My reproduced results with GRACE, as well as the results reported by WISE, suggest that GRACE has very good performance (in terms of rewrite accuracy and localization accuracy) with both Llama-2-7b and Mistral-7b.
However, currently on my side it has very low performance with LLAMA-3-8B, even with only 1 edit sample (my accuracy for T=1 is less than 40% rewrite accuracy). Meanwhile, the training loss drops to nearly 0 so I could not find the reason for the collapsing performance. I have extensively tuned the hyper-parameters but nothing has worked yet.
Do you have any intuitions / suggestions to fix the performance issue with GRACE on LLAMA-3?
Thanks in advance.
This situation seems quite strange. You can try using LLaMA2 to see if the same issue occurs. If it doesn’t, it might indicate that there are some compatibility issues between Grace and LLaMA3. We will debug this further later. Would you be willing to provide the exact version of LLaMA3 you're using to help us with the debugging process?

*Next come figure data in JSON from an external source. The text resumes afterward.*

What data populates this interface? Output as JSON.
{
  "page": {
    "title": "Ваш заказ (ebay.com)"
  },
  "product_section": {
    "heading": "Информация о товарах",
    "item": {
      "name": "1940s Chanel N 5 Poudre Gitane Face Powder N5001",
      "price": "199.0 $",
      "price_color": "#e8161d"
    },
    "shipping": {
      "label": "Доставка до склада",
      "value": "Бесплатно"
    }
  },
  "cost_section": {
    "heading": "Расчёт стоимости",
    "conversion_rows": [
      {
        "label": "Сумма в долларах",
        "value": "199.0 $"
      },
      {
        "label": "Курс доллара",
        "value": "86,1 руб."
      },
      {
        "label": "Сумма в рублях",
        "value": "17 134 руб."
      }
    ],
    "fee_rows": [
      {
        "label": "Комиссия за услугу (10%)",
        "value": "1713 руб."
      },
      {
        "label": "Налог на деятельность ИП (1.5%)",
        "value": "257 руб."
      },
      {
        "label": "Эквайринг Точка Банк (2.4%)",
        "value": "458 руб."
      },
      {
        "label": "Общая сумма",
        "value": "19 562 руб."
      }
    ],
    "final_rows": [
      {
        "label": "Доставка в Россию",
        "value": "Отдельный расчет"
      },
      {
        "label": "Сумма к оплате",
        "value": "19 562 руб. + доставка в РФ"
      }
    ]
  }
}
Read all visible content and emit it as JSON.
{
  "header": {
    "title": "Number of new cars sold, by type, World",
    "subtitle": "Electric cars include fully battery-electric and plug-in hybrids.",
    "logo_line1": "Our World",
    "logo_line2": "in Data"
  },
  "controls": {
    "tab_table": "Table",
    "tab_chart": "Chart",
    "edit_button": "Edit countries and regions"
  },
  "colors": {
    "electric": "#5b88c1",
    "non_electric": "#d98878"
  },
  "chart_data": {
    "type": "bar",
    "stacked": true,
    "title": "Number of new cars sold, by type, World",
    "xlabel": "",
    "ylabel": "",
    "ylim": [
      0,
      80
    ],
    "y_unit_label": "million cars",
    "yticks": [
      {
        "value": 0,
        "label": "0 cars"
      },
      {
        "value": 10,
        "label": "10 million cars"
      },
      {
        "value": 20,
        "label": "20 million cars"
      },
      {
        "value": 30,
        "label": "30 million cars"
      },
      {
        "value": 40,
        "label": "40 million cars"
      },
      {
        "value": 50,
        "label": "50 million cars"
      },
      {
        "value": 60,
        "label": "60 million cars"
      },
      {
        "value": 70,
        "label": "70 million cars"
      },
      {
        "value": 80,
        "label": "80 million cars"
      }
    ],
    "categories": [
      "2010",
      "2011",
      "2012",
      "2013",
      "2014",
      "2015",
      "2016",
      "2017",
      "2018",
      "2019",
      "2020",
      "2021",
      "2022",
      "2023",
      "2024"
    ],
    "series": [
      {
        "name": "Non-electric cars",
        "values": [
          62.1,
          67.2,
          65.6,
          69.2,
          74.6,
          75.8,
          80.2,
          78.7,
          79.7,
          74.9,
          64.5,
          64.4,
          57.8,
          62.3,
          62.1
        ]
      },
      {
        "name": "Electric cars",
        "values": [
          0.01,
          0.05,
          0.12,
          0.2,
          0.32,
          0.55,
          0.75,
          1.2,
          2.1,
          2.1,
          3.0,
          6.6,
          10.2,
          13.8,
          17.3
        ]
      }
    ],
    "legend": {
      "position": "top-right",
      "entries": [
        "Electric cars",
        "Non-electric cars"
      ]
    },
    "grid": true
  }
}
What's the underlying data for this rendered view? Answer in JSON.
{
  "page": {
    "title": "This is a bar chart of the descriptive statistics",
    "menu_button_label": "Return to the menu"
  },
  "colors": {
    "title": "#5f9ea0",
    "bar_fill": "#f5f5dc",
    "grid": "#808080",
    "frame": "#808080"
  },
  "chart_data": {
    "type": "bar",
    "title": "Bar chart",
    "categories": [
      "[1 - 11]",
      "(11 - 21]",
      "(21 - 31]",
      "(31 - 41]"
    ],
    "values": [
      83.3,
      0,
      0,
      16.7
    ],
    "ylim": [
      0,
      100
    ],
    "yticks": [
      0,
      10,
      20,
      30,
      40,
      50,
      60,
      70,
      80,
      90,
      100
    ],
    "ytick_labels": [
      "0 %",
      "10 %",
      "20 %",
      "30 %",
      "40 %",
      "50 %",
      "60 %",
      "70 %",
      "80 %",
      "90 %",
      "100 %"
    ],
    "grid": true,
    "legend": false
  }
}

Thanks for your reply. On my side, the issue only occurs for LLaMA-3, for LlaMA-2 and Mistral it has near-100% reliability performance.
I also saw a similar issue from https://github.com/zjunlp/EasyEdit/issues/487, where they also observed that GRACE fails on LLaMA-3 with easyedit repo, and there was no final conclusion yet.
I'm testing mainly with LLaMA-3-8b-Instruct, but the base LLaMA-3 model also fails on my side.
Thanks in advance for your time.
Maybe you can check the tokenizer? The tokenizations between these two models are different, which would influence the performance significantly.
Hi wang-kee,
Have you found the reason? I'm using Llama3.1-8b-instruct and have encountered the same issue.